In his keynote address to the development event the Zimbabwean prime minister also called for a global campaign to ensure free and fair elections in Zimbabwe.
Mr. Tsvangirai deplored the tendency in Africa for presidential incumbents to refuse to accept the outcome of elections, as seen this week in Ivory Coast.
But ZANU-PF spokesman Rugare Gumbo dismissed Mr. Tsvangirari’s comments, saying that only President Mugabe has the power to call elections.
Responding, spokesman Nelson Chamisa of Mr.
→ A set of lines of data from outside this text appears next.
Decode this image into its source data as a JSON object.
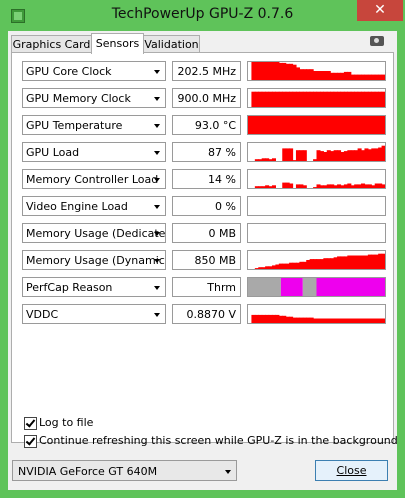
{
  "window": {
    "title": "TechPowerUp GPU-Z 0.7.6",
    "close_glyph": "✕"
  },
  "tabs": [
    {
      "label": "Graphics Card"
    },
    {
      "label": "Sensors"
    },
    {
      "label": "Validation"
    }
  ],
  "sensors": [
    {
      "label": "GPU Core Clock",
      "value": "202.5 MHz",
      "graph": [
        0,
        1,
        1,
        1,
        1,
        1,
        1,
        1,
        1,
        0.95,
        0.95,
        0.9,
        0.9,
        0.85,
        0.7,
        0.6,
        0.6,
        0.6,
        0.6,
        0.5,
        0.5,
        0.5,
        0.5,
        0.5,
        0.4,
        0.4,
        0.4,
        0.4,
        0.45,
        0.45,
        0.3,
        0.3,
        0.3,
        0.3,
        0.3,
        0.3,
        0.3,
        0.3,
        0.3,
        0.3
      ]
    },
    {
      "label": "GPU Memory Clock",
      "value": "900.0 MHz",
      "graph": [
        0,
        0.85,
        0.85,
        0.85,
        0.85,
        0.85,
        0.85,
        0.85,
        0.85,
        0.85,
        0.85,
        0.85,
        0.85,
        0.85,
        0.85,
        0.85,
        0.85,
        0.85,
        0.85,
        0.85,
        0.85,
        0.85,
        0.85,
        0.85,
        0.85,
        0.85,
        0.85,
        0.85,
        0.85,
        0.85,
        0.85,
        0.85,
        0.85,
        0.85,
        0.85,
        0.85,
        0.85,
        0.85,
        0.85,
        0.85
      ]
    },
    {
      "label": "GPU Temperature",
      "value": "93.0 °C",
      "graph": [
        1,
        1,
        1,
        1,
        1,
        1,
        1,
        1,
        1,
        1,
        1,
        1,
        1,
        1,
        1,
        1,
        1,
        1,
        1,
        1,
        1,
        1,
        1,
        1,
        1,
        1,
        1,
        1,
        1,
        1,
        1,
        1,
        1,
        1,
        1,
        1,
        1,
        1,
        1,
        1
      ]
    },
    {
      "label": "GPU Load",
      "value": "87 %",
      "graph": [
        0,
        0,
        0.1,
        0.1,
        0.15,
        0.15,
        0.1,
        0.15,
        0,
        0,
        0.7,
        0.7,
        0.7,
        0.05,
        0.6,
        0.6,
        0.6,
        0,
        0,
        0.1,
        0.6,
        0.55,
        0.5,
        0.6,
        0.55,
        0.6,
        0.6,
        0.5,
        0.55,
        0.6,
        0.6,
        0.6,
        0.7,
        0.6,
        0.7,
        0.65,
        0.7,
        0.7,
        0.75,
        0.85
      ]
    },
    {
      "label": "Memory Controller Load",
      "value": "14 %",
      "graph": [
        0,
        0,
        0.1,
        0.1,
        0.1,
        0.15,
        0.1,
        0.15,
        0,
        0,
        0.3,
        0.3,
        0.25,
        0,
        0.2,
        0.2,
        0.15,
        0,
        0,
        0.05,
        0.2,
        0.15,
        0.15,
        0.2,
        0.2,
        0.15,
        0.2,
        0.15,
        0.2,
        0.25,
        0.15,
        0.2,
        0.2,
        0.25,
        0.2,
        0.2,
        0.15,
        0.25,
        0.25,
        0.2
      ]
    },
    {
      "label": "Video Engine Load",
      "value": "0 %",
      "graph": []
    },
    {
      "label": "Memory Usage (Dedicated)",
      "value": "0 MB",
      "graph": []
    },
    {
      "label": "Memory Usage (Dynamic)",
      "value": "850 MB",
      "graph": [
        0,
        0,
        0.05,
        0.1,
        0.1,
        0.15,
        0.15,
        0.2,
        0.25,
        0.3,
        0.3,
        0.3,
        0.35,
        0.35,
        0.35,
        0.4,
        0.4,
        0.5,
        0.55,
        0.55,
        0.55,
        0.55,
        0.6,
        0.6,
        0.6,
        0.65,
        0.7,
        0.7,
        0.7,
        0.75,
        0.75,
        0.75,
        0.75,
        0.75,
        0.75,
        0.8,
        0.8,
        0.8,
        0.85,
        0.85
      ]
    },
    {
      "label": "PerfCap Reason",
      "value": "Thrm",
      "perfcap": [
        {
          "fraction": 0.24,
          "color": "#a9a9a9"
        },
        {
          "fraction": 0.16,
          "color": "#ee00ee"
        },
        {
          "fraction": 0.1,
          "color": "#a9a9a9"
        },
        {
          "fraction": 0.5,
          "color": "#ee00ee"
        }
      ]
    },
    {
      "label": "VDDC",
      "value": "0.8870 V",
      "graph": [
        0,
        0.45,
        0.45,
        0.45,
        0.45,
        0.45,
        0.45,
        0.45,
        0.45,
        0.4,
        0.4,
        0.35,
        0.35,
        0.3,
        0.3,
        0.3,
        0.3,
        0.3,
        0.3,
        0.25,
        0.25,
        0.25,
        0.25,
        0.25,
        0.25,
        0.25,
        0.25,
        0.25,
        0.25,
        0.25,
        0.25,
        0.25,
        0.25,
        0.25,
        0.25,
        0.25,
        0.25,
        0.25,
        0.25,
        0.25
      ]
    }
  ],
  "options": {
    "log_to_file": "Log to file",
    "continue_refresh": "Continue refreshing this screen while GPU-Z is in the background"
  },
  "gpu_select": {
    "value": "NVIDIA GeForce GT 640M"
  },
  "close_button": {
    "label": "Close"
  },
  "colors": {
    "graph_fill": "#ff0000",
    "accent": "#5fc35a"
  }
}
Tsvangirai’s Movement for Democratic Change formation said Gumbo was misleading himself.
In Harare, meanwhile, the parliamentary select committee in charge of constitutional revision also flagged a new hurdle to elections, saying constitutional revision is on hold until it can find US$6 million to pay bills from the public outreach phase.
Committee Co-Chairman Douglas Mwonzora said it won’t be possible for the country to hold new elections in 2011 under a new constitution.
Mwonzora told VOA Studio 7 reporter Sandra Nyaira that his commmittee has spent more than a month on hold due to financial obstacles, so a draft of the new constitution is unlikely to be ready until March 2011 with a referendum possible in June or July.
International donors have refused to add funding to allow the committee to pay its debts to those who worked on or provided services to the outreach campaign, he said, adding that the government has not been forthcoming with funds either.
Mwonzora said the government must fund the constitution-making process so drafting the new document and submitting it to the people can happen in the next six months.
Elsewhere, the Zimbabwe Congress of Trade Unions called for the nation to vote next year only to elect a new president, arguing that the 2008 general elections were less problematic than was balloting for the executive post. It said there is no point incurring the considerable costs of running another general election so soon.
ZCTU Deputy Secretary General Japhet Moyo told VOA Studio 7 reporter Brenda Moyo that a presidential ballot can readily be organized at any time.